Les Suisses, eux, tirent un bilan inespéré de ce 89e Tour de France. Qui aurait parié un euro sur une victoire d'étape? Qui aurait cru qu'un Suisse porterait durant deux jours le maillot jaune? Deux exploits réussis par le jeune Rubens Bertogliati.

«Le maillot jaune, c'est un rêve...»

«Le maillot jaune, c'est un rêve. Il s'est réalisé. Cela restera un bonheur immense», s'enthousiasme le Tessinois. Et cela même si, samedi, il a franchi la ligne d'arrivée fâché (un signe de santé psychique) de sa contre-performance en contre-la-montre: dernier à 13'39'' d'Armstrong!

«Rubens est un garçon très intéressant, affirme Gabriel Sola, chef de presse de l'équipe Lampre. Intellectuellement, il sort du peloton comme il en a jailli lorsqu'il a remporté l'étape du Luxembourg. Si j'ose la comparaison.»

Avec le jeune Espagnol Juan-Manuel Garate (26 ans), il représente l'avenir de l'équipe italienne. «La saison prochaine nous donnerons à Garate et Bertogliati la possibilité de se conduire en capitaines», confirme Gabriel Sola.

Et Sola de souligner: «Dans un proche avenir, Bertogliati devrait se révéler comme un coureur de courses d'un jour et de petites courses par étapes, à l'exemple du Tour de Romandie. Et dans deux ou trois ans, il pourrait devenir un coureur de grands Tours».

Beat Zberg visait plus

Si le Tessinois a tenu la vedette au Luxembourg, le Vaudois Laurent Dufaux, malade, est sorti par la petite porte. Non sans avoir tenté un grand coup, en compagnie de Jalabert, entre Lannemezan et le Plateau de Beille...

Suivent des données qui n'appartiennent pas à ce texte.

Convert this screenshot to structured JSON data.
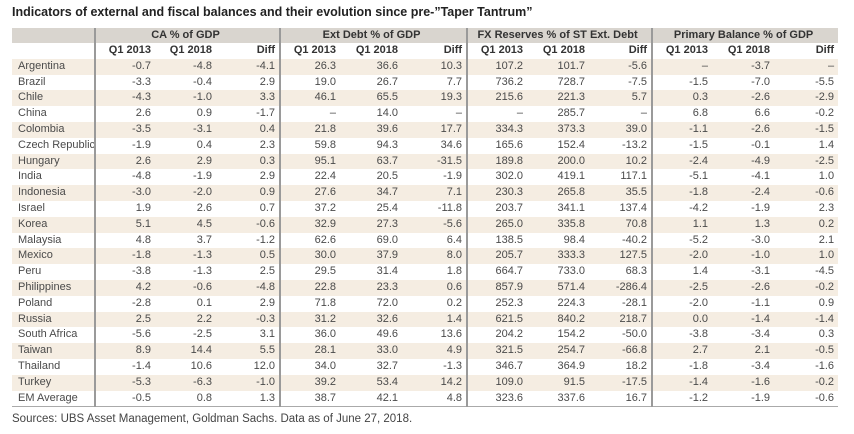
{
  "title": "Indicators of external and fiscal balances and their evolution since pre-”Taper Tantrum”",
  "groups": [
    "CA % of GDP",
    "Ext Debt % of GDP",
    "FX Reserves % of ST Ext. Debt",
    "Primary Balance % of GDP"
  ],
  "subheaders": [
    "Q1 2013",
    "Q1 2018",
    "Diff"
  ],
  "rows": [
    [
      "Argentina",
      "-0.7",
      "-4.8",
      "-4.1",
      "26.3",
      "36.6",
      "10.3",
      "107.2",
      "101.7",
      "-5.6",
      "–",
      "-3.7",
      "–"
    ],
    [
      "Brazil",
      "-3.3",
      "-0.4",
      "2.9",
      "19.0",
      "26.7",
      "7.7",
      "736.2",
      "728.7",
      "-7.5",
      "-1.5",
      "-7.0",
      "-5.5"
    ],
    [
      "Chile",
      "-4.3",
      "-1.0",
      "3.3",
      "46.1",
      "65.5",
      "19.3",
      "215.6",
      "221.3",
      "5.7",
      "0.3",
      "-2.6",
      "-2.9"
    ],
    [
      "China",
      "2.6",
      "0.9",
      "-1.7",
      "–",
      "14.0",
      "–",
      "–",
      "285.7",
      "–",
      "6.8",
      "6.6",
      "-0.2"
    ],
    [
      "Colombia",
      "-3.5",
      "-3.1",
      "0.4",
      "21.8",
      "39.6",
      "17.7",
      "334.3",
      "373.3",
      "39.0",
      "-1.1",
      "-2.6",
      "-1.5"
    ],
    [
      "Czech Republic",
      "-1.9",
      "0.4",
      "2.3",
      "59.8",
      "94.3",
      "34.6",
      "165.6",
      "152.4",
      "-13.2",
      "-1.5",
      "-0.1",
      "1.4"
    ],
    [
      "Hungary",
      "2.6",
      "2.9",
      "0.3",
      "95.1",
      "63.7",
      "-31.5",
      "189.8",
      "200.0",
      "10.2",
      "-2.4",
      "-4.9",
      "-2.5"
    ],
    [
      "India",
      "-4.8",
      "-1.9",
      "2.9",
      "22.4",
      "20.5",
      "-1.9",
      "302.0",
      "419.1",
      "117.1",
      "-5.1",
      "-4.1",
      "1.0"
    ],
    [
      "Indonesia",
      "-3.0",
      "-2.0",
      "0.9",
      "27.6",
      "34.7",
      "7.1",
      "230.3",
      "265.8",
      "35.5",
      "-1.8",
      "-2.4",
      "-0.6"
    ],
    [
      "Israel",
      "1.9",
      "2.6",
      "0.7",
      "37.2",
      "25.4",
      "-11.8",
      "203.7",
      "341.1",
      "137.4",
      "-4.2",
      "-1.9",
      "2.3"
    ],
    [
      "Korea",
      "5.1",
      "4.5",
      "-0.6",
      "32.9",
      "27.3",
      "-5.6",
      "265.0",
      "335.8",
      "70.8",
      "1.1",
      "1.3",
      "0.2"
    ],
    [
      "Malaysia",
      "4.8",
      "3.7",
      "-1.2",
      "62.6",
      "69.0",
      "6.4",
      "138.5",
      "98.4",
      "-40.2",
      "-5.2",
      "-3.0",
      "2.1"
    ],
    [
      "Mexico",
      "-1.8",
      "-1.3",
      "0.5",
      "30.0",
      "37.9",
      "8.0",
      "205.7",
      "333.3",
      "127.5",
      "-2.0",
      "-1.0",
      "1.0"
    ],
    [
      "Peru",
      "-3.8",
      "-1.3",
      "2.5",
      "29.5",
      "31.4",
      "1.8",
      "664.7",
      "733.0",
      "68.3",
      "1.4",
      "-3.1",
      "-4.5"
    ],
    [
      "Philippines",
      "4.2",
      "-0.6",
      "-4.8",
      "22.8",
      "23.3",
      "0.6",
      "857.9",
      "571.4",
      "-286.4",
      "-2.5",
      "-2.6",
      "-0.2"
    ],
    [
      "Poland",
      "-2.8",
      "0.1",
      "2.9",
      "71.8",
      "72.0",
      "0.2",
      "252.3",
      "224.3",
      "-28.1",
      "-2.0",
      "-1.1",
      "0.9"
    ],
    [
      "Russia",
      "2.5",
      "2.2",
      "-0.3",
      "31.2",
      "32.6",
      "1.4",
      "621.5",
      "840.2",
      "218.7",
      "0.0",
      "-1.4",
      "-1.4"
    ],
    [
      "South Africa",
      "-5.6",
      "-2.5",
      "3.1",
      "36.0",
      "49.6",
      "13.6",
      "204.2",
      "154.2",
      "-50.0",
      "-3.8",
      "-3.4",
      "0.3"
    ],
    [
      "Taiwan",
      "8.9",
      "14.4",
      "5.5",
      "28.1",
      "33.0",
      "4.9",
      "321.5",
      "254.7",
      "-66.8",
      "2.7",
      "2.1",
      "-0.5"
    ],
    [
      "Thailand",
      "-1.4",
      "10.6",
      "12.0",
      "34.0",
      "32.7",
      "-1.3",
      "346.7",
      "364.9",
      "18.2",
      "-1.8",
      "-3.4",
      "-1.6"
    ],
    [
      "Turkey",
      "-5.3",
      "-6.3",
      "-1.0",
      "39.2",
      "53.4",
      "14.2",
      "109.0",
      "91.5",
      "-17.5",
      "-1.4",
      "-1.6",
      "-0.2"
    ],
    [
      "EM Average",
      "-0.5",
      "0.8",
      "1.3",
      "38.7",
      "42.1",
      "4.8",
      "323.6",
      "337.6",
      "16.7",
      "-1.2",
      "-1.9",
      "-0.6"
    ]
  ],
  "source": "Sources: UBS Asset Management, Goldman Sachs. Data as of June 27, 2018.",
  "colors": {
    "header_bg": "#d9d5cf",
    "stripe_bg": "#f5ede2",
    "divider": "#9a9a9a"
  }
}
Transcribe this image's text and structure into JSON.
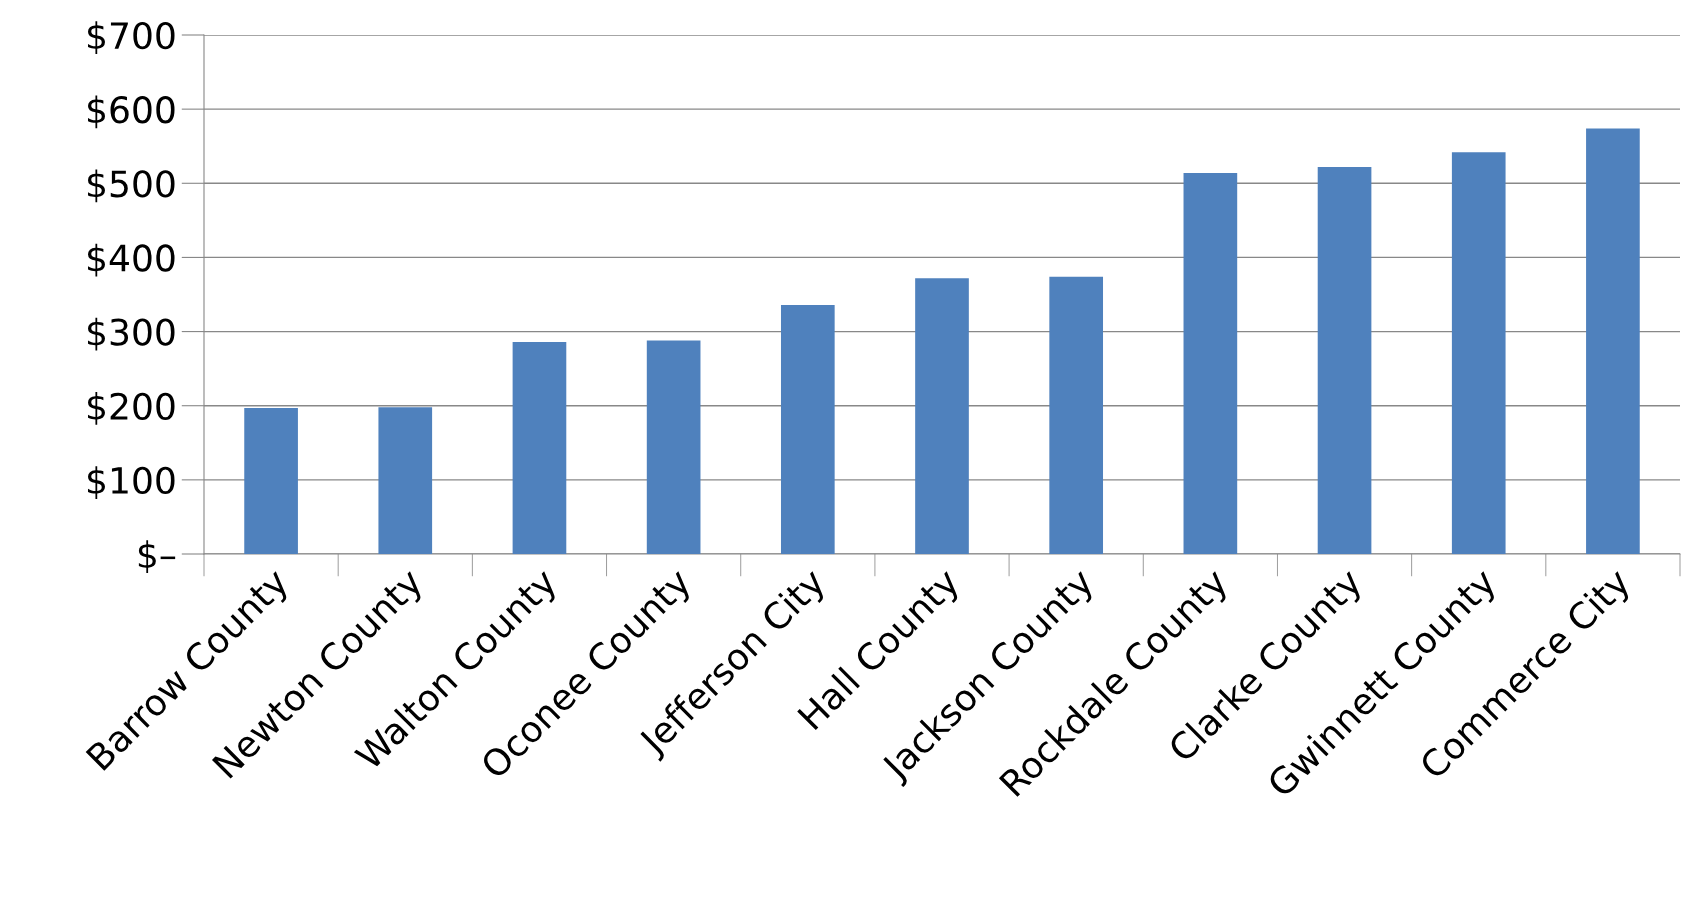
{
  "chart_data": {
    "type": "bar",
    "categories": [
      "Barrow County",
      "Newton County",
      "Walton County",
      "Oconee County",
      "Jefferson City",
      "Hall County",
      "Jackson County",
      "Rockdale County",
      "Clarke County",
      "Gwinnett County",
      "Commerce City"
    ],
    "values": [
      197,
      198,
      286,
      288,
      336,
      372,
      374,
      514,
      522,
      542,
      574
    ],
    "color": "#4f81bd",
    "ylim": [
      0,
      700
    ],
    "yticks": [
      {
        "value": 0,
        "label": "$–"
      },
      {
        "value": 100,
        "label": "$100"
      },
      {
        "value": 200,
        "label": "$200"
      },
      {
        "value": 300,
        "label": "$300"
      },
      {
        "value": 400,
        "label": "$400"
      },
      {
        "value": 500,
        "label": "$500"
      },
      {
        "value": 600,
        "label": "$600"
      },
      {
        "value": 700,
        "label": "$700"
      }
    ],
    "grid": "y"
  }
}
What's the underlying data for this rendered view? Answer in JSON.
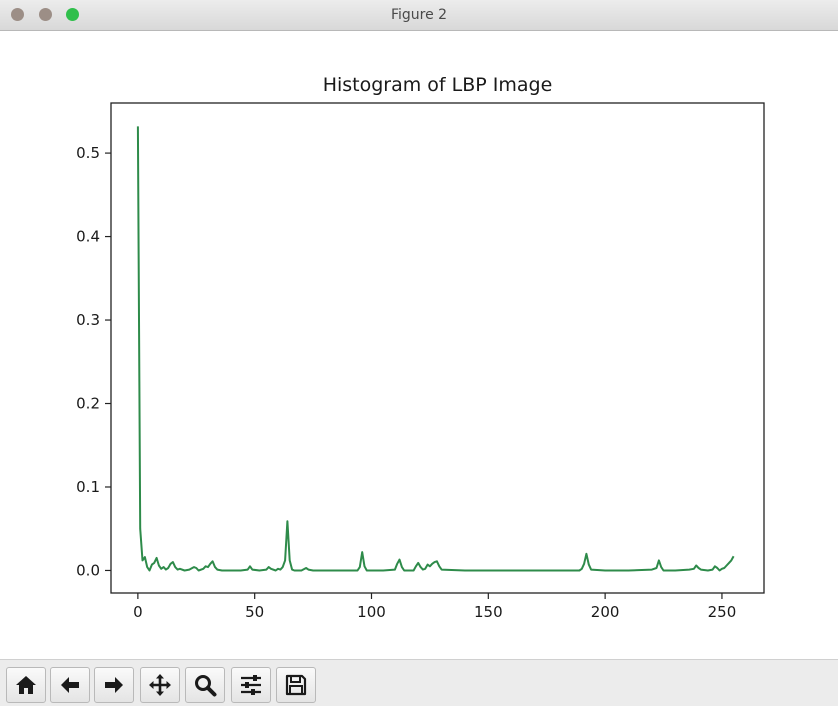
{
  "window": {
    "title": "Figure 2"
  },
  "toolbar": {
    "buttons": [
      {
        "icon": "home-icon"
      },
      {
        "icon": "arrow-left-icon"
      },
      {
        "icon": "arrow-right-icon"
      },
      {
        "icon": "move-icon"
      },
      {
        "icon": "zoom-icon"
      },
      {
        "icon": "sliders-icon"
      },
      {
        "icon": "save-icon"
      }
    ]
  },
  "chart_data": {
    "type": "line",
    "title": "Histogram of LBP Image",
    "xlabel": "",
    "ylabel": "",
    "xlim": [
      -11.5,
      268
    ],
    "ylim": [
      -0.027,
      0.56
    ],
    "xticks": [
      0,
      50,
      100,
      150,
      200,
      250
    ],
    "yticks": [
      0.0,
      0.1,
      0.2,
      0.3,
      0.4,
      0.5
    ],
    "ytick_labels": [
      "0.0",
      "0.1",
      "0.2",
      "0.3",
      "0.4",
      "0.5"
    ],
    "grid": false,
    "color": "#2e8b4a",
    "series": [
      {
        "x": [
          0,
          1,
          2,
          3,
          4,
          5,
          6,
          7,
          8,
          9,
          10,
          11,
          12,
          13,
          14,
          15,
          16,
          17,
          18,
          20,
          22,
          24,
          25,
          26,
          28,
          29,
          30,
          31,
          32,
          33,
          34,
          36,
          40,
          44,
          47,
          48,
          49,
          52,
          55,
          56,
          57,
          59,
          60,
          61,
          62,
          63,
          64,
          65,
          66,
          67,
          70,
          72,
          73,
          75,
          80,
          90,
          94,
          95,
          96,
          97,
          98,
          100,
          105,
          110,
          111,
          112,
          113,
          114,
          118,
          119,
          120,
          121,
          122,
          123,
          124,
          125,
          126,
          127,
          128,
          129,
          130,
          140,
          150,
          160,
          170,
          180,
          189,
          190,
          191,
          192,
          193,
          194,
          200,
          210,
          220,
          222,
          223,
          224,
          225,
          230,
          236,
          238,
          239,
          240,
          241,
          244,
          246,
          247,
          248,
          249,
          250,
          251,
          252,
          253,
          254,
          255
        ],
        "y": [
          0.532,
          0.05,
          0.012,
          0.016,
          0.004,
          0.0,
          0.007,
          0.009,
          0.015,
          0.006,
          0.002,
          0.004,
          0.001,
          0.003,
          0.008,
          0.01,
          0.004,
          0.001,
          0.002,
          0.0,
          0.001,
          0.004,
          0.003,
          0.0,
          0.002,
          0.005,
          0.004,
          0.008,
          0.011,
          0.004,
          0.001,
          0.0,
          0.0,
          0.0,
          0.001,
          0.005,
          0.001,
          0.0,
          0.001,
          0.004,
          0.002,
          0.0,
          0.002,
          0.001,
          0.004,
          0.012,
          0.059,
          0.012,
          0.001,
          0.0,
          0.0,
          0.003,
          0.001,
          0.0,
          0.0,
          0.0,
          0.0,
          0.004,
          0.022,
          0.005,
          0.0,
          0.0,
          0.0,
          0.001,
          0.008,
          0.013,
          0.004,
          0.0,
          0.0,
          0.005,
          0.009,
          0.004,
          0.001,
          0.002,
          0.007,
          0.005,
          0.008,
          0.01,
          0.011,
          0.005,
          0.001,
          0.0,
          0.0,
          0.0,
          0.0,
          0.0,
          0.0,
          0.002,
          0.008,
          0.02,
          0.007,
          0.001,
          0.0,
          0.0,
          0.001,
          0.003,
          0.012,
          0.004,
          0.0,
          0.0,
          0.001,
          0.002,
          0.006,
          0.003,
          0.001,
          0.0,
          0.001,
          0.005,
          0.003,
          0.0,
          0.002,
          0.003,
          0.006,
          0.009,
          0.012,
          0.017
        ]
      }
    ]
  }
}
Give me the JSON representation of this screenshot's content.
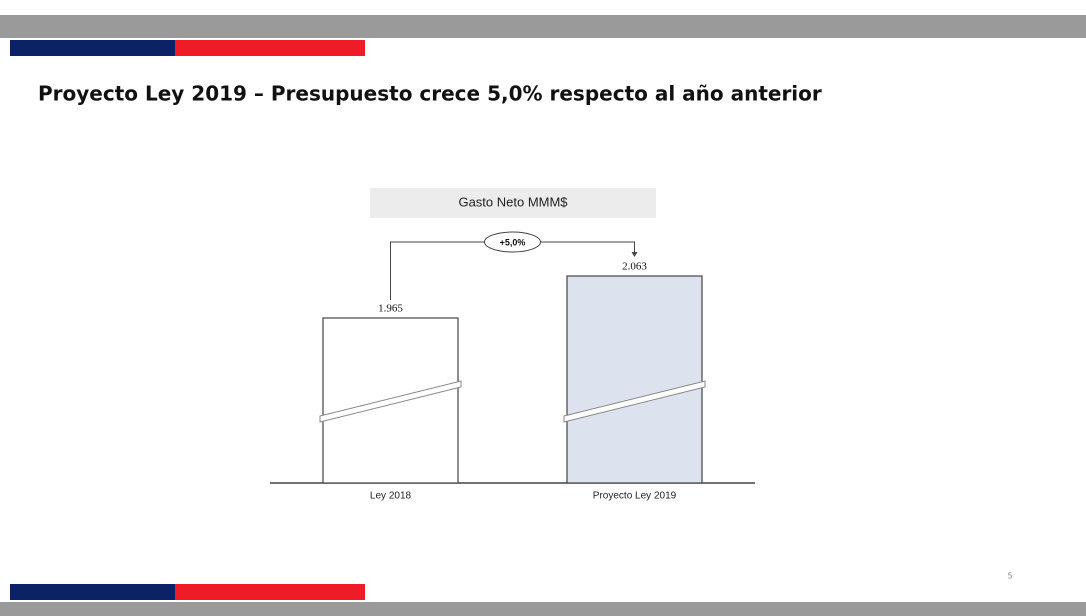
{
  "slide": {
    "title": "Proyecto Ley 2019 – Presupuesto crece 5,0% respecto al año anterior",
    "page_number": 5
  },
  "chart_data": {
    "type": "bar",
    "title": "Gasto Neto MMM$",
    "categories": [
      "Ley 2018",
      "Proyecto Ley 2019"
    ],
    "values": [
      1965,
      2063
    ],
    "value_labels": [
      "1.965",
      "2.063"
    ],
    "colors": [
      "#ffffff",
      "#dce3ee"
    ],
    "annotation": "+5,0%",
    "axis_break": true
  }
}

Autre abandon entre Aime et Cluses: celui de Daniel Atienza. Le petit grimpeur espagnol de Moudon était également malade.

Quant à Beat Zberg, - le troisième suisse au départ - il avait pour objectif une victoire d'étape. L'Uranais est passé à côté dans le final de la 13e étape, Lavenalet - Béziers. Dans la bonne échappée, il s'est retrouvé dans le second groupe lorsqu'elle s'est cassée. Et resta prisonnier du jeu d'équipe, son coéquipier Boogerd (3e) se trouvant à l'avant.

«Je suis également passé à côté d'un bon résultat dans le contre-la-montre de Lorient. Mon staff m'avait averti qu'un vent favorable soufflait dans le final. J'ai géré mon effort sur cette base et suis arrivé dans le vent contraire. J'ai perdu une minute...».

De fait, 17e à 2'23'', cet ancien vainqueur d'une Coupe du monde à Francfort (1996) aurait pu entrer dans les dix premiers.

Bilan assez satisfaisant

La conclusion appartient à Jean-Claude Leclercq, l'entraîner national: «Avec trois coureurs au départ, le bilan est assez satisfaisant. Bertogliati a démontré qu'il est un grand espoir. Laurent Dufaux a roulé en fonction de sa valeur intrinsèque du moment. Je suis désolé qu'il ait abandonné».

«Quant à Zberg, dans l'étape de Béziers il a démontré qu'il était en bonne forme. La question que je me pose: pouvait-on faire autre chose dans ce Tour?»